01 January 2020 | Simon King
Thoughts on 2020: Picture this
As we commented in our previous investment report, we are running short of appropriate titles for our quarterly commentaries. We thought that by waiting until after the General Election to compose our thoughts, the outlook would be a lot clearer. After the initial euphoria of the Tory win has subsided and despite the fact that we are undoubtedly in a better place than prior to the election, we now have to refocus on all the other uncertainties that persist on a global basis and as such, the lyrics to the 1978 Blondie classic “Picture This” seem most apt: “All I want is 20-20 vision / A total picture with no omissions”.
The size of the Tory majority is certainly a gamechanger for the UK. It will enable the government to be bolder and more pragmatic in its strategy both for delivering Brexit and for returning to the everyday business of Government which involves taking some actual decisions. How bold and pragmatic will probably depend on how long Dominic Cummings' influence continues to reign, but given the current high level of his stock, this will be for the foreseeable future. We therefore expect the Government to deliver a series of proposals to pump prime the UK. These will include targeted infrastructure projects, with a bias to the North and Midlands, and changes in property taxes to get the residential and retail sectors moving. We also await major delayed policy decisions on the NHS, Student Finance, Rail and Defence and others, all of which could have a material impact on short term spending decisions.

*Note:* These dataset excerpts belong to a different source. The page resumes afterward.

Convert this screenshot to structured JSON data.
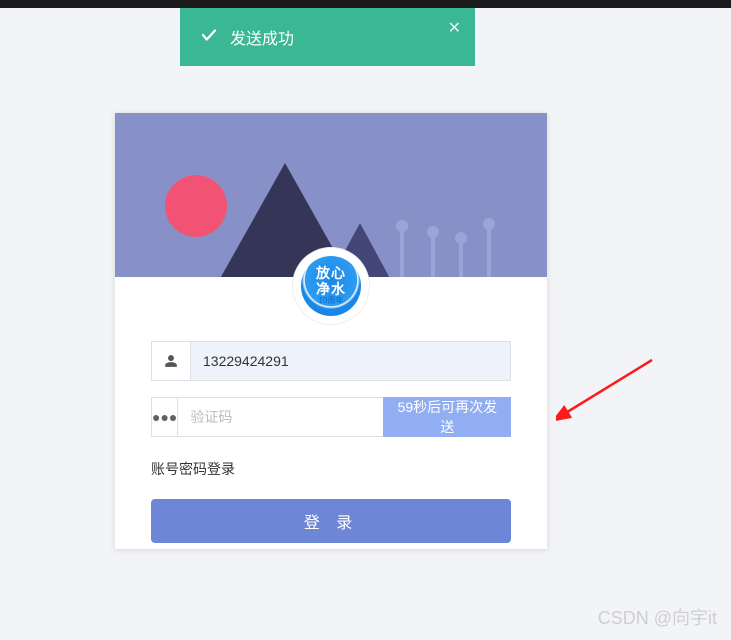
{
  "toast": {
    "message": "发送成功"
  },
  "logo": {
    "line1": "放心",
    "line2": "净水",
    "sub": "10周年"
  },
  "form": {
    "phone_value": "13229424291",
    "code_placeholder": "验证码",
    "send_countdown_label": "59秒后可再次发送",
    "password_login_link": "账号密码登录",
    "login_button": "登 录"
  },
  "watermark": "CSDN @向宇it"
}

The major global macro issue in 2020 remains the US vs China trade war which has already had a severe impact on global industrial output and will continue to do so without a resolution in the near future. Despite the recent positive twitter messages from Mr Trump, we remain sceptical that there will be any substantive progress prior to the election. This is a classic case of different time horizons impacting tactics. Put simply, the leadership in China know that they will be around a lot longer than their US counterparts, even if the President is re-elected. As such they are happy to play the long game, slowly playing out their long term 10 and 20 year plans without wishing to upset the apple cart unless they absolutely have to. Although Mr Trump is probably predominantly driven by short term bravado and testosterone, his attempt to take on China’s unfair trade policies is an admirable one but also one that he should carry on in a more concerted and aggressive manner. Unfortunately, he has an election to win and will not risk ratcheting up trade tensions with the negative impact to growth that it would bring.
Much has been made in the US about the likelihood of the breakup of some of the very large technology companies due to the monopolistic returns and behaviours they are currently exhibiting. This has largely focused on regulation but has also interestingly more recently included thoughts on market pressures exerting the same effect. We continue to invest in many of these companies predominantly because of the growth in their already prodigious levels of cash flow. We are not however deaf to the possibilities of changes in their corporate structures. We have long considered that the actual value of several of these technology behemoths is actually greater if they were to be broken up than their current valuations. As such, we continue to hold many of these stocks either directly or through collective vehicles despite their stupendous performance.
We continue to be attracted to Japan given the continuing underperformance of its stock markets. Much of the most recent underperformance has come from it being caught in the middle of the global trade war but is also due to the failure of the vast majority of its companies to engender more shareholder friendly capital structures and policies. We believe this is beginning to change. Japanese companies are very cash rich but have tended to hoard this cash. However, there is now a strong trend to both increase dividends to shareholders and start share buyback programmes. Furthermore, the tradition of complex cross-holding structures where companies own shares in each other also shows signs of being sorted out. In addition, poor alignment of management and shareholder interests, cosy relationships with banks, and the inherent protectionism of Japan as a nation are also starting to unwind. Given the underlying quality and cash generative nature of many Japanese companies, we do see this an attractive opportunity.
In terms of the outlook for markets in 2020 we are confronted with the same conundrums. For the twelfth January on the trot we sit and contemplate the probability of a rising interest rate / monetary tightening and conclude that it is extremely unlikely. As such cheap money will provide support to all asset classes and whilst corporate earnings and cashflow growth continues, equities will continue to look relatively attractive. The major themes are likely to be: the continued outperformance of the mega caps, as the markets remain momentum driven rather than switching to a contrarian or rotational phase; a focus on companies with high cash flow yields; and the “de-equitisation” of many markets i.e. cheap money being used to take companies private. The major fundamental headwind for equities will be the fact that due to negligible global earnings growth in 2019 and very strong global equity performance, equities are above their long-term valuation trend.
Performance in the UK stock markets will be held back by Brexit uncertainty and a poor earnings season, reflecting the pre-election slowdown, but if the Government can get on the front foot then domestic plays should react well. We also expect bids for UK companies, particularly from overseas buyers, to continue. The US will be dominated by November’s election, which is usually a positive period for US equities, but given their stellar performance in 2019 this may be a little more muted than normal. Elsewhere we are slightly concerned about rising corporate and government debt levels in Emerging Markets but remain intrigued by the growth prospects in China and India. Overall, we expect global equity markets to make more modest progress in 2020 but we remain optimistic that we can find attractive individual opportunities for our clients.